Una agresión que comenzó con una fuerte ofensiva sobre la capital y sus alrededores donde finalmente las tropas ocupantes tuvieron que replegarse. Eso sí, dejando a su paso el terror y el horror, con cientos de civiles asesinados en posibles crímenes de guerra que ya están siendo analizados y que han llevado al mismísimo presidente de Estados Unidos, Joe Biden, a tildar a Putin de «genocida». Ante la falta de avances, el conflicto se extendió al este, a las autoproclamadas -y en principio leales- repúblicas de Donetsk y Lugansk. Pero incluso allí se han encontrado con serios problemas los invasores, que también pensaban en un avance rápido en un terreno que se antojaba favorable, pero donde se ha encontrado una férrea defensa de sus habitantes.

Sin opciones para la paz

En estos más de tres meses de guerra, más de 4.100 civiles han muerto y decenas de miles de soldados de ambos lados también han perdido la vida. Y, además, Ucrania vive una tremenda crisis humanitaria, con más de 10 de sus 15 millones de habitantes desplazados, de los que al menos 6,8 millones han abandonado el país en busca de una vida mejor.

Pero, además, se ha abierto otra guerra mundial, la económica, con la imposición de sanciones contra Rusia y vetos a las importaciones de bienes tan determinantes para sus finanzas como el gas o el petróleo. Unas actuaciones que, sin embargo, también están haciendo mella en buena parte del planeta, con un notable incremento de los precios de los combustibles y los alimentos en países situados a miles de kilómetros de la zona de un conflicto cuya solución se antoja aún lejana.

Porque, lejos de avanzar en acercar posturas, la diplomacia sí ha perdido la guerra. Las mesas de diálogo para negociar la paz han saltado por los aires y la tensión es cada vez mayor. Persiste la amenaza de que la agresión rusa pueda extenderse hacia otros territorios y se teme que los continuos pulsos verbales puedan acabar convirtiéndose en una realidad. 

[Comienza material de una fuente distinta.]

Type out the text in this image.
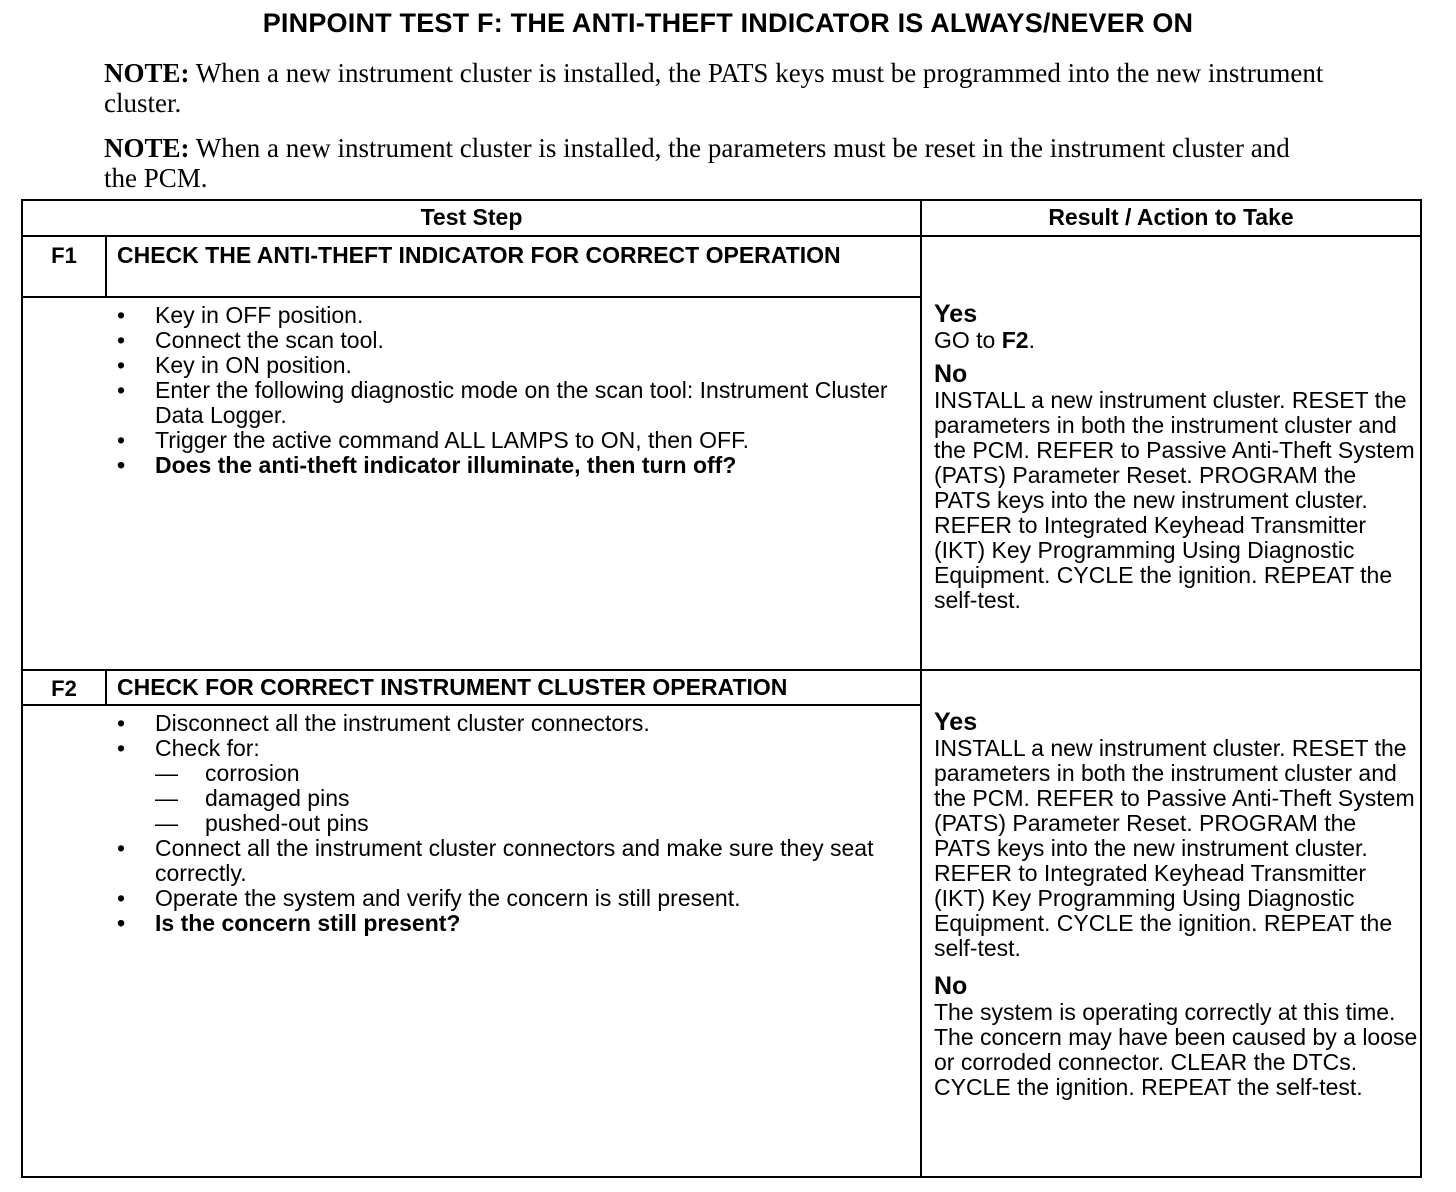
PINPOINT TEST F: THE ANTI-THEFT INDICATOR IS ALWAYS/NEVER ON
NOTE: When a new instrument cluster is installed, the PATS keys must be programmed into the new instrument cluster.
NOTE: When a new instrument cluster is installed, the parameters must be reset in the instrument cluster and the PCM.
Test Step	Result / Action to Take
F1	CHECK THE ANTI-THEFT INDICATOR FOR CORRECT OPERATION
• Key in OFF position.
• Connect the scan tool.
• Key in ON position.
• Enter the following diagnostic mode on the scan tool: Instrument Cluster Data Logger.
• Trigger the active command ALL LAMPS to ON, then OFF.
• Does the anti-theft indicator illuminate, then turn off?
Yes
GO to F2.
No
INSTALL a new instrument cluster. RESET the parameters in both the instrument cluster and the PCM. REFER to Passive Anti-Theft System (PATS) Parameter Reset. PROGRAM the PATS keys into the new instrument cluster. REFER to Integrated Keyhead Transmitter (IKT) Key Programming Using Diagnostic Equipment. CYCLE the ignition. REPEAT the self-test.
F2	CHECK FOR CORRECT INSTRUMENT CLUSTER OPERATION
• Disconnect all the instrument cluster connectors.
• Check for:
— corrosion
— damaged pins
— pushed-out pins
• Connect all the instrument cluster connectors and make sure they seat correctly.
• Operate the system and verify the concern is still present.
• Is the concern still present?
Yes
INSTALL a new instrument cluster. RESET the parameters in both the instrument cluster and the PCM. REFER to Passive Anti-Theft System (PATS) Parameter Reset. PROGRAM the PATS keys into the new instrument cluster. REFER to Integrated Keyhead Transmitter (IKT) Key Programming Using Diagnostic Equipment. CYCLE the ignition. REPEAT the self-test.
No
The system is operating correctly at this time. The concern may have been caused by a loose or corroded connector. CLEAR the DTCs. CYCLE the ignition. REPEAT the self-test.
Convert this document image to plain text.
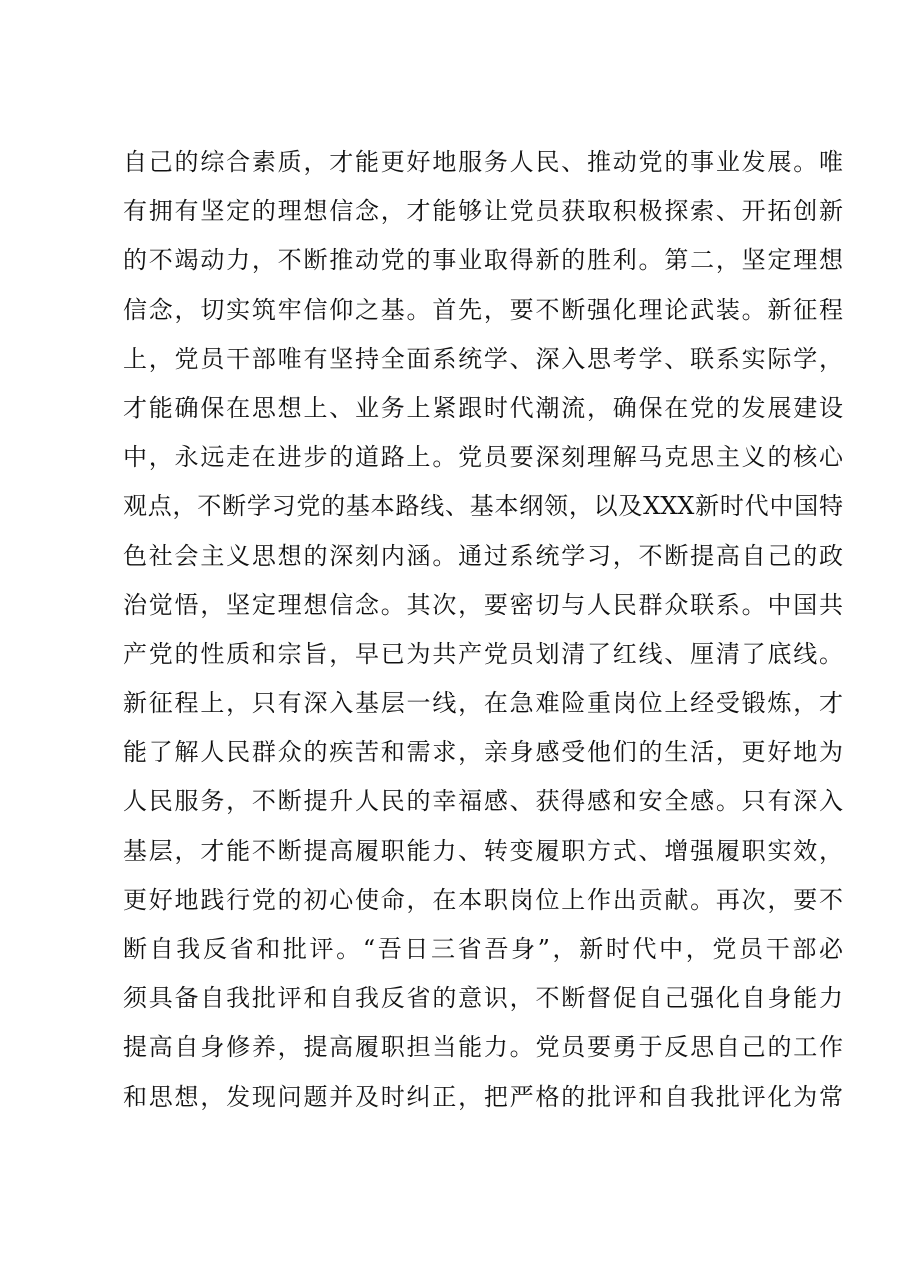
自己的综合素质，才能更好地服务人民、推动党的事业发展。唯
有拥有坚定的理想信念，才能够让党员获取积极探索、开拓创新
的不竭动力，不断推动党的事业取得新的胜利。第二，坚定理想
信念，切实筑牢信仰之基。首先，要不断强化理论武装。新征程
上，党员干部唯有坚持全面系统学、深入思考学、联系实际学，
才能确保在思想上、业务上紧跟时代潮流，确保在党的发展建设
中，永远走在进步的道路上。党员要深刻理解马克思主义的核心
观点，不断学习党的基本路线、基本纲领，以及XXX新时代中国特
色社会主义思想的深刻内涵。通过系统学习，不断提高自己的政
治觉悟，坚定理想信念。其次，要密切与人民群众联系。中国共
产党的性质和宗旨，早已为共产党员划清了红线、厘清了底线。
新征程上，只有深入基层一线，在急难险重岗位上经受锻炼，才
能了解人民群众的疾苦和需求，亲身感受他们的生活，更好地为
人民服务，不断提升人民的幸福感、获得感和安全感。只有深入
基层，才能不断提高履职能力、转变履职方式、增强履职实效，
更好地践行党的初心使命，在本职岗位上作出贡献。再次，要不
断自我反省和批评。“吾日三省吾身”，新时代中，党员干部必
须具备自我批评和自我反省的意识，不断督促自己强化自身能力
提高自身修养，提高履职担当能力。党员要勇于反思自己的工作
和思想，发现问题并及时纠正，把严格的批评和自我批评化为常
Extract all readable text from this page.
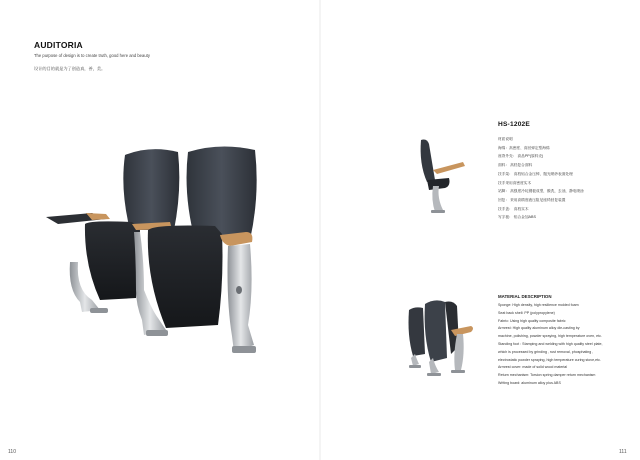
AUDITORIA
The purpose of design is to create truth, good here and beauty
设计的目的就是为了创造真，善，美。
110
HS-1202E
材质说明
海绵：高密度、高回弹定型海绵
座背外壳： 高品PP(原料壳)
面料： 高档复合面料
扶手架： 高档铝合金压铸，抛光喷砂表面处理
扶手采用高密度实木
站脚： 高强度冷轧钢板成型，酸洗，去油，静电喷涂
回复： 采用高精度液压阻尼座椅回复装置
扶手盖： 高档实木
写字板： 铝合金加ABS
MATERIAL DESCRIPTION
Sponge: High density, high resilience molded foam
Seat back shell: PP (polypropylene)
Fabric: Using high quality composite fabric
Armrest: High quality aluminum alloy die-casting by
machine, polishing, powder spraying, high temperature oven, etc.
Standing foot : Stamping and welding with high quality steel plate,
which is processed by grinding , rust removal, phosphating ,
electrostatic powder spraying, high temperature curing stove,etc.
Armrest cover: made of solid wood material
Return mechanism: Torsion spring damper return mechanism
Writing board: aluminum alloy plus ABS
111
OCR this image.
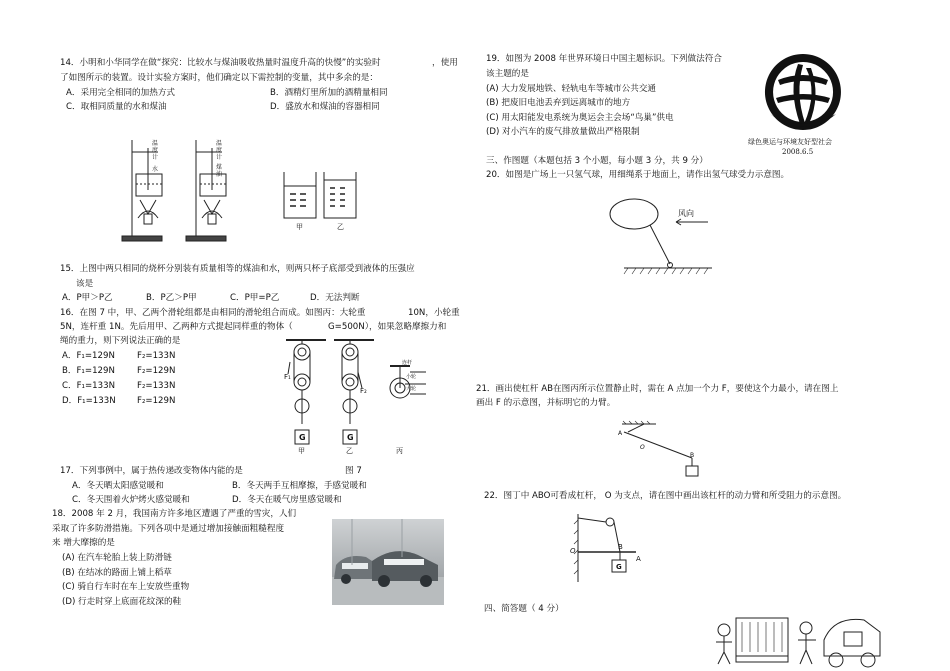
14．小明和小华同学在做“探究：比较水与煤油吸收热量时温度升高的快慢”的实验时	，使用
了如图所示的装置。设计实验方案时，他们确定以下需控制的变量，其中多余的是：
A．采用完全相同的加热方式	B．酒精灯里所加的酒精量相同
C．取相同质量的水和煤油	D．盛放水和煤油的容器相同
温度计
水
温度计
煤油
甲	乙
15．上图中两只相同的烧杯分别装有质量相等的煤油和水，则两只杯子底部受到液体的压强应
该是
A．P甲＞P乙	B．P乙＞P甲	C．P甲=P乙	D．无法判断
16．在图 7 中，甲、乙两个滑轮组都是由相同的滑轮组合而成。如图丙：大轮重	10N，小轮重
5N，连杆重 1N。先后用甲、乙两种方式提起同样重的物体（	G=500N），如果忽略摩擦力和
绳的重力，则下列说法正确的是
A．F₁=129N	F₂=133N
B．F₁=129N	F₂=129N
C．F₁=133N	F₂=133N
D．F₁=133N F₂=129N
F₁
F₂
G	G
甲	乙	丙
连杆
小轮
大轮
图 7
17．下列事例中，属于热传递改变物体内能的是
A．冬天晒太阳感觉暖和	B．冬天两手互相摩擦，手感觉暖和
C．冬天围着火炉烤火感觉暖和	D．冬天在暖气房里感觉暖和
18．2008 年 2 月，我国南方许多地区遭遇了严重的雪灾，人们
采取了许多防滑措施。下列各项中是通过增加接触面粗糙程度
来 增大摩擦的是
(A) 在汽车轮胎上装上防滑链
(B) 在结冰的路面上铺上稻草
(C) 骑自行车时在车上安放些重物
(D) 行走时穿上底面花纹深的鞋
19．如图为 2008 年世界环境日中国主题标识。下列做法符合
该主题的是
(A) 大力发展地铁、轻轨电车等城市公共交通
(B) 把废旧电池丢弃到远离城市的地方
(C) 用太阳能发电系统为奥运会主会场“鸟巢”供电
(D) 对小汽车的废气排放量做出严格限制
绿色奥运与环境友好型社会
2008.6.5
三、作图题（本题包括 3 个小题，每小题 3 分，共 9 分）
20．如图是广场上一只氢气球，用细绳系于地面上，请作出氢气球受力示意图。
风向
21．画出使杠杆 AB在图丙所示位置静止时，需在 A 点加一个力 F，要使这个力最小，请在图上
画出 F 的示意图，并标明它的力臂。
A
O
B
22．图丁中 ABO可看成杠杆， O 为支点，请在图中画出该杠杆的动力臂和所受阻力的示意图。
O	B
A
G
四、简答题（ 4 分）
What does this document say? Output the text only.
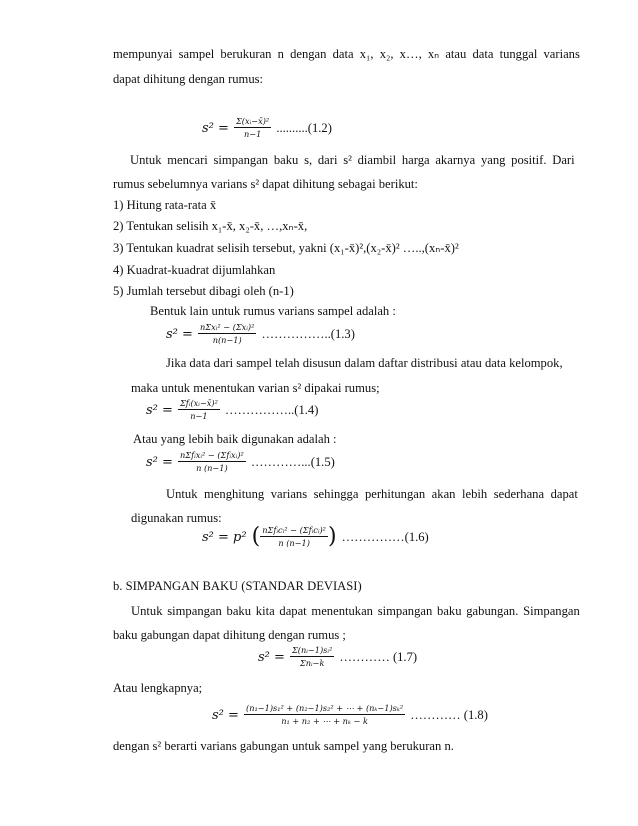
mempunyai sampel berukuran n dengan data x₁, x₂, x…, xₙ atau data tunggal varians
dapat dihitung dengan rumus:
$s^2 = \frac{\text{Σ(xᵢ−x̄)²}}{n-1} ..........(1.2)$
Untuk mencari simpangan baku s, dari s² diambil harga akarnya yang positif. Dari
rumus sebelumnya varians s² dapat dihitung sebagai berikut:
1) Hitung rata-rata x̄
2) Tentukan selisih x₁-x̄, x₂-x̄, …,xₙ-x̄,
3) Tentukan kuadrat selisih tersebut, yakni (x₁-x̄)²,(x₂-x̄)² …..,(xₙ-x̄)²
4) Kuadrat-kuadrat dijumlahkan
5) Jumlah tersebut dibagi oleh (n-1)
Bentuk lain untuk rumus varians sampel adalah :
$s^2 = \frac{\text{nΣxᵢ² − (Σxᵢ)²}}{n(n-1)}$ ……………..(1.3)
Jika data dari sampel telah disusun dalam daftar distribusi atau data kelompok,
maka untuk menentukan varian s² dipakai rumus;
$s^2 = \frac{\text{Σfᵢ(xᵢ−x̄)²}}{n-1}$ ……………..(1.4)
Atau yang lebih baik digunakan adalah :
$s^2 = \frac{\text{nΣfᵢxᵢ² − (Σfᵢxᵢ)²}}{n (n-1)}$ …………...(1.5)
Untuk menghitung varians sehingga perhitungan akan lebih sederhana dapat
digunakan rumus:
s² = p² ( $\frac{\text{nΣfᵢcᵢ² − (Σfᵢcᵢ)²}}{n (n-1)}$ ) ……………(1.6)
b. SIMPANGAN BAKU (STANDAR DEVIASI)
Untuk simpangan baku kita dapat menentukan simpangan baku gabungan. Simpangan
baku gabungan dapat dihitung dengan rumus ;
$s^2 = \frac{\text{Σ(nᵢ−1)sᵢ²}}{\text{Σnᵢ−k}}$ ………… (1.7)
Atau lengkapnya;
$s^2 = \frac{\text{(n₁−1)s₁² + (n₂−1)s₂² + ⋯ + (nₖ−1)sₖ²}}{\text{n₁ + n₂ + ⋯ + nₖ − k}}$ ………… (1.8)
dengan s² berarti varians gabungan untuk sampel yang berukuran n.
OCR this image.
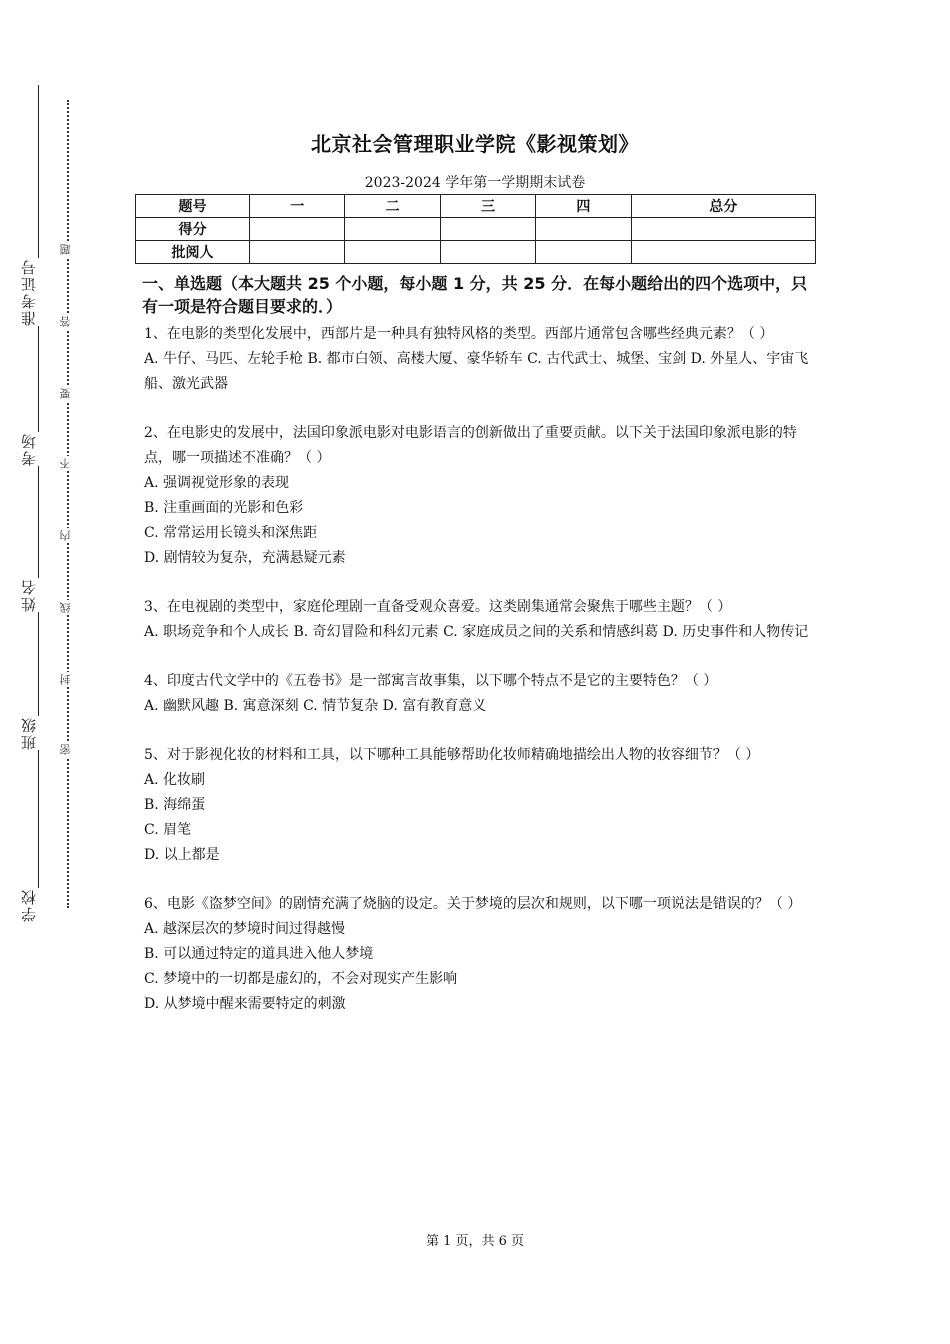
准考证号
考场
姓名
班级
学校
题
答
要
不
内
线
封
密
北京社会管理职业学院《影视策划》
2023-2024 学年第一学期期末试卷
题号	一	二	三	四	总分
得分					
批阅人					
一、单选题（本大题共 25 个小题，每小题 1 分，共 25 分．在每小题给出的四个选项中，只有一项是符合题目要求的．）

1、在电影的类型化发展中，西部片是一种具有独特风格的类型。西部片通常包含哪些经典元素？（ ）

A. 牛仔、马匹、左轮手枪 B. 都市白领、高楼大厦、豪华轿车 C. 古代武士、城堡、宝剑 D. 外星人、宇宙飞船、激光武器

2、在电影史的发展中，法国印象派电影对电影语言的创新做出了重要贡献。以下关于法国印象派电影的特点，哪一项描述不准确？（ ）

A. 强调视觉形象的表现

B. 注重画面的光影和色彩

C. 常常运用长镜头和深焦距

D. 剧情较为复杂，充满悬疑元素

3、在电视剧的类型中，家庭伦理剧一直备受观众喜爱。这类剧集通常会聚焦于哪些主题？（ ）

A. 职场竞争和个人成长 B. 奇幻冒险和科幻元素 C. 家庭成员之间的关系和情感纠葛 D. 历史事件和人物传记

4、印度古代文学中的《五卷书》是一部寓言故事集，以下哪个特点不是它的主要特色？（ ）

A. 幽默风趣 B. 寓意深刻 C. 情节复杂 D. 富有教育意义

5、对于影视化妆的材料和工具，以下哪种工具能够帮助化妆师精确地描绘出人物的妆容细节？（ ）

A. 化妆刷

B. 海绵蛋

C. 眉笔

D. 以上都是

6、电影《盗梦空间》的剧情充满了烧脑的设定。关于梦境的层次和规则，以下哪一项说法是错误的？（ ）

A. 越深层次的梦境时间过得越慢

B. 可以通过特定的道具进入他人梦境

C. 梦境中的一切都是虚幻的，不会对现实产生影响

D. 从梦境中醒来需要特定的刺激

第 1 页，共 6 页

La opción de que se desate una Tercera Guerra Mundial sigue sobrevolando, con un agravante añadido: a diferencia de las dos grandes contiendas anteriores, el uso de armas nucleares sería determinante en caso de que se declare este conflicto, con lo que sus consecuencias serían catastróficas.

Con un Putin determinado a conseguir lo que, meses después de su fiasco en Kiev, consideró el «objetivo principal» de la guerra -«ayudar a la gente» del Donbás y «garantizar la seguridad de Rusia»-, todos los analistas, políticos, servicios de Inteligencia y casi cualquier ciudadano sin apenas conocimiento geopolítico coinciden en que la guerra «será larga». Podría durar meses, «incluso años», según estima el secretario general de la OTAN, Jens Stoltenberg, y que podría llegar únicamente a su final si Putin quiere que acabe. Igual que quiso que empezara. Aunque para entonces, tal vez, sus secuelas sean ya desastrosas para todo el mundo.